I'm sorry but we need again your help!
We have done the analysis for DMCs and it works good. Here you can find our workflow:

library(methylSig)
library(bsseq)
files=c("R1T0Sorted_CpG.bedGraph", "R2T0Sorted_CpG.bedGraph","R3T0Sorted_CpG.bedGraph","R4T0Sorted_CpG.bedGraph","R5T0Sorted_CpG.bedGraph","NR1T0Sorted_CpG.bedGraph","NR2T0Sorted_CpG.bedGraph","NR3T0Sorted_CpG.bedGraph","NR4T0Sorted_CpG.bedGraph","NR5T0Sorted_CpG.bedGraph")
sampleTable=data.frame(row.names=c("R1T0","R2T0","R3T0","R4T0","R5T0","NR1T0","NR2T0","NR3T0","NR4T0","NR5T0"), >condition= c("RT0", "RT0", "RT0", "RT0","RT0","NRT0","NRT0","NRT0","NRT0","NRT0"))
bsseq_stranded= bsseq::read.bismark(files, colData= sampleTable, rmZeroCov = FALSE, strandCollapse = FALSE)
bs = filter_loci_by_coverage(bsseq_stranded, min_count = 10, max_count = 450)
bs = filter_loci_by_group_coverage(bs = bs ,group_column = "condition",c("RT0" = 4, "NRT0" = 4))
diff_gr = diff_methylsig(bs = bs,group_column ="condition", comparison_groups = c("case"= "RT0", "control"= "NRT0"), disp_groups = c("case"= TRUE, "control"= TRUE), local_window_size = 200, t_approx = TRUE)
diff_gr
GRanges object with 1738232 ranges and 9 metadata columns:
seqnames ranges strand | meth_case meth_control meth_diff
|
[1] chr1 10496 * | 91.1583 93.0084 -1.850019
[2] chr1 10524 * | 91.4252 93.1693 -1.744116
[3] chr1 10541 * | 91.5805 93.2643 -1.683799
[4] chr1 133164 * | 96.0348 95.0444 0.990369
[5] chr1 133179 * | 96.0451 95.0886 0.956530
... ... ... ... . ... ... ...
[1738228] chrM 15761 * | 0.00611571 0.255843 -0.249728
[1738229] chrM 15927 * | 0.58592912 0.434289 0.151640
[1738230] chrM 16361 * | 1.15901535 0.000000 1.159015
[1738231] chrM 16412 * | 1.01423891 0.000000 1.014239
[1738232] chrM 16428 * | 0.97455756 0.000000 0.974558
direction pvalue fdr disp_est log_lik_ratio

[1] NRT0 0.171782 0.359444 27.1023 1.98211
[2] NRT0 0.176765 0.368282 28.2966 1.93061
[3] NRT0 0.191406 0.393883 29.0562 1.80436
[4] RT0 0.221074 0.444723 147.7053 1.62245
[5] RT0 0.253027 0.497847 141.0267 1.40681
... ... ... ... ... ...
[1738228] NRT0 1.00000e+00 1.00000e+00 1e+06 -91875.8
[1738229] RT0 1.00000e+00 1.00000e+00 1e+06 -33330.5
[1738230] RT0 1.20458e-39 1.07358e-38 1e+06 494245.5
[1738231] RT0 4.16131e-44 3.79191e-43 1e+06 645829.0
[1738232] RT0 1.32290e-42 1.19683e-41 1e+06 636780.2
df

[1] 24.3996
[2] 25.3728
[3] 24.6859
[4] 15.8837
[5] 15.8837
... ...
[1738228] 15.27924
[1738229] 8.19568
[1738230] 17.12816
[1738231] 18.80084
[1738232] 18.10066


seqinfo: 25 sequences from an unspecified genome; no seqlengths

We have good results for DMCs, in line with the biology of our experiment.
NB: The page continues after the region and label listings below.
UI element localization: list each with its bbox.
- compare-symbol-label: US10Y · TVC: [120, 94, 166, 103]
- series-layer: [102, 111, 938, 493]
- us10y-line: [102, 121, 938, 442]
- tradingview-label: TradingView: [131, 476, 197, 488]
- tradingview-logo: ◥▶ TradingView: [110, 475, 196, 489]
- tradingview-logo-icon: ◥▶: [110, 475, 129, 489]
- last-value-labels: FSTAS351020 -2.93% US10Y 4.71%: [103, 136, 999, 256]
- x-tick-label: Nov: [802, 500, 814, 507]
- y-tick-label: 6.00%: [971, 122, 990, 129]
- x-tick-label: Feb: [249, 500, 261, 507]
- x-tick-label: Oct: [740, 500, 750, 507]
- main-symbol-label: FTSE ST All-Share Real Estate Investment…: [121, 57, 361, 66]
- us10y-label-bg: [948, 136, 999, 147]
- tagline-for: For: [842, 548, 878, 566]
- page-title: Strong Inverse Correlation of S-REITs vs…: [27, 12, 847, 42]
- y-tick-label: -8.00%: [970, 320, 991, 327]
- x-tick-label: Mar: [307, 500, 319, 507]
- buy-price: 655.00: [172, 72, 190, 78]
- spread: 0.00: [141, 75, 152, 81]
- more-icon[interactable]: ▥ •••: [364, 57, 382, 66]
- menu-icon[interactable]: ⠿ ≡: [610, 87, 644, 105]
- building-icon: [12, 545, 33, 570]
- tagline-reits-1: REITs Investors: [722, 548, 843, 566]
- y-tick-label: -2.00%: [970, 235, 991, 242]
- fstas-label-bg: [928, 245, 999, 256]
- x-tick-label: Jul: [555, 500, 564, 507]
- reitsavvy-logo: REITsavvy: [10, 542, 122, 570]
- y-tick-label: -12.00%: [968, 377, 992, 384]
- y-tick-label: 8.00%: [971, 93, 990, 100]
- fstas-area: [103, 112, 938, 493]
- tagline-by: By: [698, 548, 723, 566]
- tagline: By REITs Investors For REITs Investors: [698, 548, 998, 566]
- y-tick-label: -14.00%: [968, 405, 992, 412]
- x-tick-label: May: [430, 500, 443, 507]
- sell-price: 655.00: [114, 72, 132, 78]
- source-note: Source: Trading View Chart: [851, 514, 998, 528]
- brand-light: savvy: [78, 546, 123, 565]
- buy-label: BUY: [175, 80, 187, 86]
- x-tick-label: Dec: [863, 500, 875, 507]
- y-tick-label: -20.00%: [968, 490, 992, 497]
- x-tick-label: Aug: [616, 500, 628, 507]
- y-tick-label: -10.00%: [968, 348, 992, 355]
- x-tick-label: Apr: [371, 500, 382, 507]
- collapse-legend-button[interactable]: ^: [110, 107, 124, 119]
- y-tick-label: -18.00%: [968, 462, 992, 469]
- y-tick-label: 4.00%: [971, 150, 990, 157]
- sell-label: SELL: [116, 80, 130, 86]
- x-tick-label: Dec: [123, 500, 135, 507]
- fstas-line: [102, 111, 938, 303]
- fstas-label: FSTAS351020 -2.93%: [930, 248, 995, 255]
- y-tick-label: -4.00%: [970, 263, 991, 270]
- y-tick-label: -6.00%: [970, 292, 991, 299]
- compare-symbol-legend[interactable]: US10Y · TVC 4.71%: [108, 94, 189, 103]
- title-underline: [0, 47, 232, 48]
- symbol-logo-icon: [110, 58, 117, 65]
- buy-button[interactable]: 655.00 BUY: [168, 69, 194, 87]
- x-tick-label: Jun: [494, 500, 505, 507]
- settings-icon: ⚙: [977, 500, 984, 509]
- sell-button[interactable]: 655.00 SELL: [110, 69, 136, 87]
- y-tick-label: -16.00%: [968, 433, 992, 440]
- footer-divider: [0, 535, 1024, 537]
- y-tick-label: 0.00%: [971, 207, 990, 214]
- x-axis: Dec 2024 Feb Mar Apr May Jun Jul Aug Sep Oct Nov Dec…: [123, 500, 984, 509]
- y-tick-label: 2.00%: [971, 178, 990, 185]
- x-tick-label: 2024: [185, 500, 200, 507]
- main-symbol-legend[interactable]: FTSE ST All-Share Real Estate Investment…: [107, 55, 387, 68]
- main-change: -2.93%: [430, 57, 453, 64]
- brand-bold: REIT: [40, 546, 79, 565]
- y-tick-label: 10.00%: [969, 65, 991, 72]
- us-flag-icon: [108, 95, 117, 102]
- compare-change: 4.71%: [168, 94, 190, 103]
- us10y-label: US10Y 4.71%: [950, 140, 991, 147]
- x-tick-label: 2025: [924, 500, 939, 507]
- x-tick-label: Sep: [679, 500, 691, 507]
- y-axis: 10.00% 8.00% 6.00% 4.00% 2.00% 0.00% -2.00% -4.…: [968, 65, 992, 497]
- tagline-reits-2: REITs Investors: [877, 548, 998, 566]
Now, we would like to analyse also DMRs, so we have applied the "diff_methylsig" function to the tile data , as described in the manual:

Tile_bs200 = tile_by_windows(bs = bs, win_size = 200)
diff_grTile200 = diff_methylsig(bs = Tile_bs200,group_column ="condition", comparison_groups = c("case"= "RT0", "control"= "NRT0"), disp_groups = c("case"= TRUE, "control"= TRUE), local_window_size = 0, t_approx = TRUE)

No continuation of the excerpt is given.